Moeti is also urging governments to invest in engaging communities and winning their buy-in and support for life-saving public health measures, adding that “only by ensuring people in cities, districts and villages in Africa are committed to fighting, COVID-19, will we overcome the pandemic”.
In the mean time, Nigeria’s Senate President cautioned against pushing for the scrapping of the legislative arm of government on Friday while declaring open, a retreat for top management staff of the National Assembly and National Assembly Service Commission in Abuja.
He describes the Red Chamber of the bicameral Legislature as a leveler which ensured that all parts of the country are equally represented unlike the House of Representatives where states with higher population produce the highest number of lawmakers.
Lawan who warned that there could be anarchy if the Senate is scrapped, challenged those who are not comfortable with the senators in the current 9th Senate to vote them out in 2023 if they don’t like their faces.

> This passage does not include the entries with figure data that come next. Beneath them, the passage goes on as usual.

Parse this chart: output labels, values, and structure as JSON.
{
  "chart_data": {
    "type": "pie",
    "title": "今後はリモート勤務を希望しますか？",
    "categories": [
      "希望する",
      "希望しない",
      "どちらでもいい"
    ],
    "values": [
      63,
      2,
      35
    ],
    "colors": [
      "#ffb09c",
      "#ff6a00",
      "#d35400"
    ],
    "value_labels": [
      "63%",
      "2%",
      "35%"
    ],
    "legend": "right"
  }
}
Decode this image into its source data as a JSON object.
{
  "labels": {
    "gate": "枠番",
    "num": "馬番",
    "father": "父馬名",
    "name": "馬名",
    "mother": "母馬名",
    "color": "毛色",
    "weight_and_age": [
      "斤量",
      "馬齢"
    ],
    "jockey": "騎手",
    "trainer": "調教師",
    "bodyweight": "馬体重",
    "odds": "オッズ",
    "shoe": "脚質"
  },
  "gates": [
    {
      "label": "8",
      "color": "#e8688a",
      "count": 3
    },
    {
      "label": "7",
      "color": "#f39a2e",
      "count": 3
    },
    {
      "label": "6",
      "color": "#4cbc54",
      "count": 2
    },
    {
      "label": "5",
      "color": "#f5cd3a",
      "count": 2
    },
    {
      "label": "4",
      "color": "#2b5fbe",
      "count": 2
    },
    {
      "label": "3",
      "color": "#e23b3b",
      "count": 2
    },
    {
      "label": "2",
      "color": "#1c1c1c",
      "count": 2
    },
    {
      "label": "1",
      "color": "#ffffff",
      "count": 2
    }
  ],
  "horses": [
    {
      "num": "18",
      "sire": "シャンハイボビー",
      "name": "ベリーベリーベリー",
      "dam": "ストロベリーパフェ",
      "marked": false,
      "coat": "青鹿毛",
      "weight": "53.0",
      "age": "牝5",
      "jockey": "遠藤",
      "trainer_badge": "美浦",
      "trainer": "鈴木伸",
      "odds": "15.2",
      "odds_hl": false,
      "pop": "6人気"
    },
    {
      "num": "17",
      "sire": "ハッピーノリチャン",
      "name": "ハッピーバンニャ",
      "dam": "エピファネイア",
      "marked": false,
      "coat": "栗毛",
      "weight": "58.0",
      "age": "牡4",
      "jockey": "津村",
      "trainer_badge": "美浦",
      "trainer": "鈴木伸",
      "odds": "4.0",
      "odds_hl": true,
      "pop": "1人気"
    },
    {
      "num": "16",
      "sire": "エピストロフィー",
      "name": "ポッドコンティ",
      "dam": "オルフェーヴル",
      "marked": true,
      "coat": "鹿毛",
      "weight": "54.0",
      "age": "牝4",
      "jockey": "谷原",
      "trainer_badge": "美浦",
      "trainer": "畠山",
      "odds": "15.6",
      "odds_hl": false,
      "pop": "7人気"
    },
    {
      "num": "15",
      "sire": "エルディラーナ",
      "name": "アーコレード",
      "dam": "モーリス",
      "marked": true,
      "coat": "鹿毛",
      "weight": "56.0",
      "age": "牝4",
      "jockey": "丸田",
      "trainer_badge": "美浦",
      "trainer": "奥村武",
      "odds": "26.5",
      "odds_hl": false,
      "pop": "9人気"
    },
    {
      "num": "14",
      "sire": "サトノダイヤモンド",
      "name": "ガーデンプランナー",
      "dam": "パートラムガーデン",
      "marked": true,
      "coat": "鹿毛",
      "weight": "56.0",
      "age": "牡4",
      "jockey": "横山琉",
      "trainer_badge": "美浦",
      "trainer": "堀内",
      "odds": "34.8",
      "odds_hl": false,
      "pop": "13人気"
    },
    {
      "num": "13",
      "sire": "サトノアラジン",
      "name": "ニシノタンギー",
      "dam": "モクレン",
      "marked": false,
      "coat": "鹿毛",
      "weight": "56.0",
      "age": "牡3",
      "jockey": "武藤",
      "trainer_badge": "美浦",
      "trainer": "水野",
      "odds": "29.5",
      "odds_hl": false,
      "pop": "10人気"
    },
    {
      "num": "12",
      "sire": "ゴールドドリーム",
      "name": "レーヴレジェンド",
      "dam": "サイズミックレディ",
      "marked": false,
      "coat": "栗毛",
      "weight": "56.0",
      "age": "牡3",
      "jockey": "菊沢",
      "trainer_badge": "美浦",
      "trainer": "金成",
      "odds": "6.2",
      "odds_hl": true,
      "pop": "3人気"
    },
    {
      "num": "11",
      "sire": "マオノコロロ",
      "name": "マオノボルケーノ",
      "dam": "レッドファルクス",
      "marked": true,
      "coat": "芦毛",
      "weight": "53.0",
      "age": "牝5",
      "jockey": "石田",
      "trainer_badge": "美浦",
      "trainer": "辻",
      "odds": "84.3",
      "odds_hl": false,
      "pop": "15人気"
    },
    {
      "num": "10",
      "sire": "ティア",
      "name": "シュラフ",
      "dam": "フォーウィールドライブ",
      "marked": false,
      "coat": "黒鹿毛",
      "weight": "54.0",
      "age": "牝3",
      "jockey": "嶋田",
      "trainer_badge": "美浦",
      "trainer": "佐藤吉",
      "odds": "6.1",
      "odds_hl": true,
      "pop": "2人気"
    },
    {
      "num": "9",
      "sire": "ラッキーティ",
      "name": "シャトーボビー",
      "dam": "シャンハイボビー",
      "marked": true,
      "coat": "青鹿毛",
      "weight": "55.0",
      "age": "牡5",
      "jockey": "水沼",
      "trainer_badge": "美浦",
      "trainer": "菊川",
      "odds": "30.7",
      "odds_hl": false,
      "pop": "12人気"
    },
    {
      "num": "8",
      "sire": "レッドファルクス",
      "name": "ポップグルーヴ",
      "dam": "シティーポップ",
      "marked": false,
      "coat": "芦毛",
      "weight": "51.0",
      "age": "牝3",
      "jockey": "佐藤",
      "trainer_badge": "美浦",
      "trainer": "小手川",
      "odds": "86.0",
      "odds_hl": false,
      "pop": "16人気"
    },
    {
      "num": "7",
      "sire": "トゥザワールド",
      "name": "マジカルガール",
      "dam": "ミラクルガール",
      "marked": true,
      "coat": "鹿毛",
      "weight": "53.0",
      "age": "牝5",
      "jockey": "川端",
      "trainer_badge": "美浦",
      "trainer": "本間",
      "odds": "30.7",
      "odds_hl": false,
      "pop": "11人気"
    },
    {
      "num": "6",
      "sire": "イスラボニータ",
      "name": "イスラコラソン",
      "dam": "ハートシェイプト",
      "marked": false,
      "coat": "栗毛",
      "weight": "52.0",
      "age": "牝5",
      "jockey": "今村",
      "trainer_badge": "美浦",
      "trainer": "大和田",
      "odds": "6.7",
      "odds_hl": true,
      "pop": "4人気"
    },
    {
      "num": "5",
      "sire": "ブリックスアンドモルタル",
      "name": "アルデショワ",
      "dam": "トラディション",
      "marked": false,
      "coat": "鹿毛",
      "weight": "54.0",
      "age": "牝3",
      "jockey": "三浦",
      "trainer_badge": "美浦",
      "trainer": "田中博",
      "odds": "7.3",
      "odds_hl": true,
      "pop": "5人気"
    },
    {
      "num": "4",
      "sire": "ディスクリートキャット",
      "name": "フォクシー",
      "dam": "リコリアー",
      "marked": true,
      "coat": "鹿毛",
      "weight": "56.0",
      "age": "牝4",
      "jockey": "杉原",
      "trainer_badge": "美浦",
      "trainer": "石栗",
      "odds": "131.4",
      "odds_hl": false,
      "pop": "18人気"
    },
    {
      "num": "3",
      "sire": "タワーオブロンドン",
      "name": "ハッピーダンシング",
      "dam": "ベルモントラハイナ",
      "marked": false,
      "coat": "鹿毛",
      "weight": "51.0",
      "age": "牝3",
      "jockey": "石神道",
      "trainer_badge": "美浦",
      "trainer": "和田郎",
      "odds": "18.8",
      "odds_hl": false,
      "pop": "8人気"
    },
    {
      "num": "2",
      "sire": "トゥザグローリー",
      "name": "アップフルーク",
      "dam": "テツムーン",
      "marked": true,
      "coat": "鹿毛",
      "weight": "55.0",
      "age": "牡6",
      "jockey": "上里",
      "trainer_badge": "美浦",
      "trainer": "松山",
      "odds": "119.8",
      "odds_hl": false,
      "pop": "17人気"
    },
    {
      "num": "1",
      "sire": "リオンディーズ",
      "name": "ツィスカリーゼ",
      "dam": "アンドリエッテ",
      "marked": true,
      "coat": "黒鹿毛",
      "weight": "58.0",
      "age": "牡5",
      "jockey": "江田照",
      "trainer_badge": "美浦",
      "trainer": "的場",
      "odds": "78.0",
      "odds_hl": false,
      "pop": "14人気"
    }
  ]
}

He also faulted the argument of those pressing for the scrapping of the Senate because of the perceived jumbo pay being earned by the senators, claiming that the annual budget of the National Assembly is less than 1.00% of the country’s 2021 budget.
President, Muhammadu Buhari presented a 2021 national budget estimate of N13.08 trillion, around $34 billion to the National Assembly in October. The budget proposal pegged the price of crude oil at $40 per barrel with a daily production estimate of 1.86 million barrels.
Recurrent expenditure is N5.65 trillion, personnel cost is N3.76 trillion, and debt service is N3.12 trillion. If you run the math, about 25% of the budget goes to service debts!